Vice direttore de L’inchiesta Quotidiano
Politici, bravissima gente. Un po’ piagnucolosa. Ma molto prodiga. Di consigli non richiesti. Di commenti indesiderati. Di complimenti a volte funesti. Fischiano, urlano, protestano. Non sanno stare in fila. Saltano i programmi. Non mantengono gli impegni. E dimenticano in fretta le promesse. Ma quando si tratta di fare una buona azione, sono già ai blocchi di partenza. Colletta alimentare. Colletta solidale. Questua elettorale.

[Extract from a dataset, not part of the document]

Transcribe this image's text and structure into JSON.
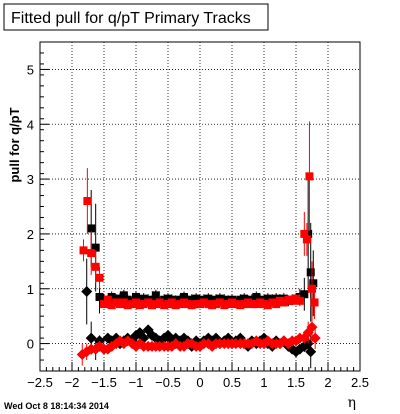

Mettono mano al portafogli. E fanno solidarietà. Ottimo. Ricordo, però, una pratica insana. Assembramenti ai servizi sociali e qualcuno che, messo alle strette, infilava la mano in tasca e scuciva una banconota. Piccola, ma pur sempre di aiuto. Anche se finiva in una slot e non dal panettiere.
Poi la fame collettiva è cresciuta, inutile mettersi anche in fila. Se non ai compro oro. Finiti i gioielli di famiglia hanno chiuso pure quelli. Mentre i centri scommesse e le sale giochi proliferavano. Uno accanto all’altro. Tutti a giocarsi un pezzo di vita e di fortuna. A comprare, anche a rate, qualche gratta e vinci per sognare un bingo da record. E saltare sul primo volo. Ma a fare centro è uno solo. Tutti gli altri si leccano le ferite.
E allora ecco la seconda chance. Ogni cinque anni c’è un’altra scommessa. Puntare ogni cosa su un nome. Sperare che vinca. E così riscattarsi per un lavoro che, se c’è, non basta. Non dà. Nella speranza che cambi qualcosa. Che il declino della città si arresti. E che quel primus inter pares abbia l’intuizione giusta. Per dare un sogno a chi è seduto al bar. O sdraiato su una panchina. A chi di notte sogna. Ma solo le bollette non pagate. A chi sta per chiudere la saracinesca. E ancora spera di vedere frotte di turisti che affollano le strade. Portandosi via un ricordo di quella strana cittadina ricostruita sotto un monte. All’ombra.
Forse è questa la chiave di tutto. A Cassino batte poco il sole.